1.5.2. Le verbe

Le verbe de la phrase peut, après l'incorporation, perdre ou non une de ses valences. Dans certains cas, surtout lorsque c'est l'objet qui s'incorpore, la position laissée vide par cet argument est éliminée, ce qui veut dire que le verbe perd un de ses valences lors de l'incorporation. Dans ce cas si le verbe était transitif, il devient intransitif. Dans d'autres cas, la valence laissée libre par l'argument incorporé est occupée par un autre argument, souvent un oblique. Le tchouktche, langue ergative, présente les deux cas de figure:

(1-37) etleg-e metqemetkawkaw-ek kili-nin
(père-ERG / beurre (ABS) / pain-LOC / étaler-3sg:3sg (AOR))
Le père a étalé le beurre sur le pain.
(1-38) etleg-en kawkaw-ek metqe-rkele-g'e
(père-ABS / pain-LOC / beurre-étaler-3sg (AOR))
Le père a étalé du beurre sur le pain.
(1-39) etleg-e kawkaw metqe-rkele-nen
(père-ERG / pain (ABS) / beurre-étaler-3sg:3sg (AOR))
Le père a étalé du beurre sur le pain (ou plus exactement: il a "beurre-étalé" le pain.).
(Polinskaja et Nedjalkov, op. cit., p. 240)

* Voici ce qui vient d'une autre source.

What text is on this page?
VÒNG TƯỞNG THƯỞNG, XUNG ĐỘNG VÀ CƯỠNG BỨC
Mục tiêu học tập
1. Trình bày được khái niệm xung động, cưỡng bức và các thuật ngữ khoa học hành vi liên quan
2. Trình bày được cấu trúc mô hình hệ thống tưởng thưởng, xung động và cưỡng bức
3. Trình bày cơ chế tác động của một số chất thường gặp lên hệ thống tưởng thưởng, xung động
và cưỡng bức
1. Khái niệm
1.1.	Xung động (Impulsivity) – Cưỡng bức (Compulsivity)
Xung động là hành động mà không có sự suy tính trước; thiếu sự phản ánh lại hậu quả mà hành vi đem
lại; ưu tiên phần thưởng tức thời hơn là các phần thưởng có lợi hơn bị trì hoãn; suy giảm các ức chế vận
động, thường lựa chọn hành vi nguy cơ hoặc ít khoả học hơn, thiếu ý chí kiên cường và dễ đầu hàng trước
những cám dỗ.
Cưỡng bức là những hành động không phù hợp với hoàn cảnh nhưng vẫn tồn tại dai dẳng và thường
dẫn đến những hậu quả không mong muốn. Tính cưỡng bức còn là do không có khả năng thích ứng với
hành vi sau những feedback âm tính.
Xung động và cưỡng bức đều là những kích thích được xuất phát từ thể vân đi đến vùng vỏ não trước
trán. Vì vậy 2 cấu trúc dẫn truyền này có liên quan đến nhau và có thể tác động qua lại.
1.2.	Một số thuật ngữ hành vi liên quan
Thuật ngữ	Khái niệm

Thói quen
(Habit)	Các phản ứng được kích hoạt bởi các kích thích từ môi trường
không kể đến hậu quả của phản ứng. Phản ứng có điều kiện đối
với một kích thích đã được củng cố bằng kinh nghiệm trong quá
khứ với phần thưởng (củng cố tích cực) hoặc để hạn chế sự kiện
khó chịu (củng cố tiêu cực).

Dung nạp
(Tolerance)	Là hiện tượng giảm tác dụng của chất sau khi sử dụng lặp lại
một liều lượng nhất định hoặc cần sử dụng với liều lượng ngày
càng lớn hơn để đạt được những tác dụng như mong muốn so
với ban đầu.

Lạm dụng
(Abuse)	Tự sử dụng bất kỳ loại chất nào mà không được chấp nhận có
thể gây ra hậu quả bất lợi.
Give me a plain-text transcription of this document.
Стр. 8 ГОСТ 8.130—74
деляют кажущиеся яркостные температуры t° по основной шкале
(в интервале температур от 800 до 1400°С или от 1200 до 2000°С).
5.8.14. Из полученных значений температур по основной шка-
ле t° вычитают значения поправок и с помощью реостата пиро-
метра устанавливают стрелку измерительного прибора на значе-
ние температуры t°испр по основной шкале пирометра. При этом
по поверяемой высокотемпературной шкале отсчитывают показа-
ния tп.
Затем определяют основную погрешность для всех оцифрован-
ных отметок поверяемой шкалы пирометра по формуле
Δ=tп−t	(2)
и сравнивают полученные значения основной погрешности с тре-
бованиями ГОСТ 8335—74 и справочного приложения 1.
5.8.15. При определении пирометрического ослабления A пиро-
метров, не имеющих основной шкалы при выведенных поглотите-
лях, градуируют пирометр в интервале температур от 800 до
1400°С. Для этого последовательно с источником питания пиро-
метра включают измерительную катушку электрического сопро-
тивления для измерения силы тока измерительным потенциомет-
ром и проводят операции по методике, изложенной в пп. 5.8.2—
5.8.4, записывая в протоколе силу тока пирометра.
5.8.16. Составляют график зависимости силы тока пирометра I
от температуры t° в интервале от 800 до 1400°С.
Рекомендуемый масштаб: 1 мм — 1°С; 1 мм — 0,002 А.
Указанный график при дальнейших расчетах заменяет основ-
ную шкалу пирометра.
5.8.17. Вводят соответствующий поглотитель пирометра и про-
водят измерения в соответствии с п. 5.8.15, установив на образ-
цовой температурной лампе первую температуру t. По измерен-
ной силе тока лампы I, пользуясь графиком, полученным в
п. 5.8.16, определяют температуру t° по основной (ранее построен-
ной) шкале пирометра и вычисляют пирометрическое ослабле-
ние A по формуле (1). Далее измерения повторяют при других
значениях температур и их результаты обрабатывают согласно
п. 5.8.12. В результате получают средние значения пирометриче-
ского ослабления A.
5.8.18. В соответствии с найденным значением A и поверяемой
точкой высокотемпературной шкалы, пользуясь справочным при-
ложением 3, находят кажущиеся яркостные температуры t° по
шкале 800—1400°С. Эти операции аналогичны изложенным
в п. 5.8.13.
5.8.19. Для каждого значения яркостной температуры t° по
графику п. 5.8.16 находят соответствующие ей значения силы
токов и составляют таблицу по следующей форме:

Ces phrases montrent les deux façons possible de traiter la valence laissée vide par l'objet incorporé. La phrase de départ, (1-37), comporte un objet en absolutif et un locatif. En (1-38), la phrase est intransitive: l'objet est incorporé, la valence qu'il laisse est éliminée. En (1-39), l'objet est incorporé, mais c'est l'ancien locatif qui se met à l'absolutif et prend la place de l'objet, la phrase reste transitive.

On voit donc que l'incorporation peut effectuer des changements syntaxiques assez importants dans la phrase. Une langue peut avoir recours à elle pour convertir un argument en objet direct, ou au contraire éliminer la position de l'objet. Comme Sasse le signale, l'incorporation fonctionne comme un mécanisme de changement de diathèse dans les langues qui s'en servent. Nous pouvons ajouter que si c'est bien le cas, au niveau syntaxique l'incorporation doit avoir la même importance que le passif des langues accusatives et l'antipassif des langues ergatives.